Sunday, July 15, 2007

Memory and what happens when it fails (continued)

One theme that has continually reoccurred during my time here in Israel has been that of memory. It is fundamental to this area and its many different peoples. Yesterday in a lecture given by Fr. Tom Stransky (former Rector of Tantur) we were told that in this land ‘centuries don’t succeed one another, they coexist’. Any discussion of the present or the future amongst its peoples of whatever faith or political persuasion always at some point contains the words ‘But remember. . . .’ . At this point hurts and losses from many centauries ago are recalled and are as significant as if they had happens two weeks ago.

I became personally aware of this phenomenon earlier this week in a gift shop in Bethlehem. I went to a specific shop to make a purchase for my parents who had met and dealt with the shop owner 14 years ago. I met the owner’s nephew (his uncle was working in the factory that day). As I paid for my purchase I asked whether the man in the photo above the counter was of the shop owner. The nephew said that it was not, it was his father. He went on to tell me about the 12 years old boy in the photo. It was the speaker’s brother. He had been chased and threatened by armed police who thought (wrongly) that he had been throwing stones at the police station. As a result of the shock the boy became ill and died some time later. His father died soon after the child, the speaker suggested of suppressed grief. This tragic (but I suspect not unusual) story was told calmly without further comment, but with the raw pain of a very recent loss. The event happened twelve years ago.

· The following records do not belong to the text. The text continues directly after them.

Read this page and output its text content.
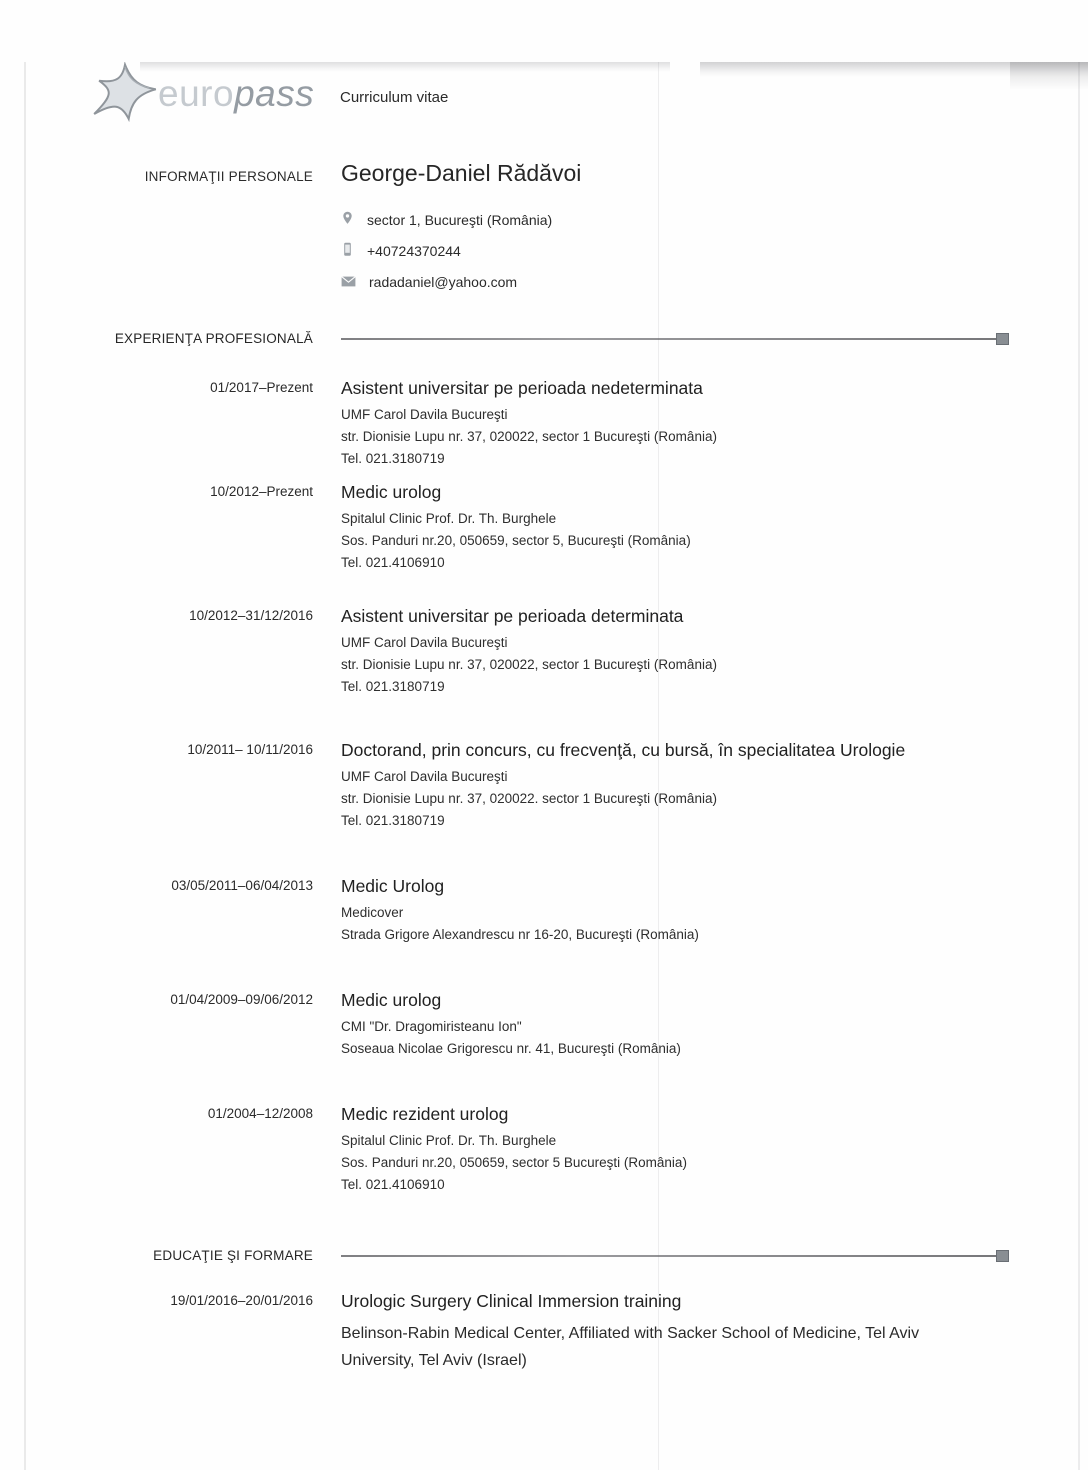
europass Curriculum vitae
INFORMAŢII PERSONALE George-Daniel Rădăvoi
sector 1, Bucureşti (România)
+40724370244
radadaniel@yahoo.com
EXPERIENŢA PROFESIONALĂ
01/2017–Prezent Asistent universitar pe perioada nedeterminata
UMF Carol Davila Bucureşti
str. Dionisie Lupu nr. 37, 020022, sector 1 Bucureşti (România)
Tel. 021.3180719
10/2012–Prezent Medic urolog
Spitalul Clinic Prof. Dr. Th. Burghele
Sos. Panduri nr.20, 050659, sector 5, Bucureşti (România)
Tel. 021.4106910
10/2012–31/12/2016 Asistent universitar pe perioada determinata
UMF Carol Davila Bucureşti
str. Dionisie Lupu nr. 37, 020022, sector 1 Bucureşti (România)
Tel. 021.3180719
10/2011– 10/11/2016 Doctorand, prin concurs, cu frecvenţă, cu bursă, în specialitatea Urologie
UMF Carol Davila Bucureşti
str. Dionisie Lupu nr. 37, 020022. sector 1 Bucureşti (România)
Tel. 021.3180719
03/05/2011–06/04/2013 Medic Urolog
Medicover
Strada Grigore Alexandrescu nr 16-20, Bucureşti (România)
01/04/2009–09/06/2012 Medic urolog
CMI "Dr. Dragomiristeanu Ion"
Soseaua Nicolae Grigorescu nr. 41, Bucureşti (România)
01/2004–12/2008 Medic rezident urolog
Spitalul Clinic Prof. Dr. Th. Burghele
Sos. Panduri nr.20, 050659, sector 5 Bucureşti (România)
Tel. 021.4106910
EDUCAŢIE ŞI FORMARE
19/01/2016–20/01/2016 Urologic Surgery Clinical Immersion training
Belinson-Rabin Medical Center, Affiliated with Sacker School of Medicine, Tel Aviv University, Tel Aviv (Israel)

I am not at this point suggesting that the speaker should not have still felt pain, or that a double loss in such an unnecessary way should not continue to cause the family sorrow and indeed anger, it simple seemed to illustrate the particular hold that memory has here. This sense was heightened later on that day when we visited Bethlehem Bible College. We received a lecture from the Principal of the college on the situation in the West Bank and more generally in Israel. We heard aspects of the ancient and more modern history of the area, of conquest and betrayal, of attempts at peace and destruction. The story had an inevitable bias but it was neither that, nor the information given that shocked me, I had heard much of it elsewhere. The pain, which has remained with me since was in the sense of being trapped by the past, just as much as the ‘Security Cordon’ (the Wall) is trapping the Palestinians of the West Bank physically. Even more stark was the impassioned plea to us to go from this place and ask our churches to not forget the plight of Palestinian Christians. Unfavourable comparison was drawn between what they were receiving and the ongoing support which the wider Muslim community is giving to the people inside the West Bank. The greatest pain seemed not to be as a result of what the Israelis were doing rather that the wider Christian world had forgotten those to whom it was being done.

Memory, as such an integral part of the being of this land is causing many problems, but forgetting far from assisting, seems to be causing just as much if not greater pain. I have heard over this last week about projects, not to erase memory but to give it a more helpful, integrated place, through discussion and sharing between the different communities. This is inevitably going to be a long, hard and gradual process. In the meantime please pray for the people of this land. In a land of long memory please remember those who feel forgotten. Pray that they might live in freedom and peace today, that they might be able to build better memories for the future.

2 comments:

Peter said...

I think the only response I can make to this post is prayer, not comment.

Clare van den Bos said...

Helen,

Thank you! Your beautiful writing, reflection and prayer is communicating so much of what you are experiencing. Am praying very hard for you, for Pete and the kids, for all of you at Tantour and for the whole, Holy, hole - y Land.

xxx

Clare

PS I'm only slightly jealous that I didn't get to go!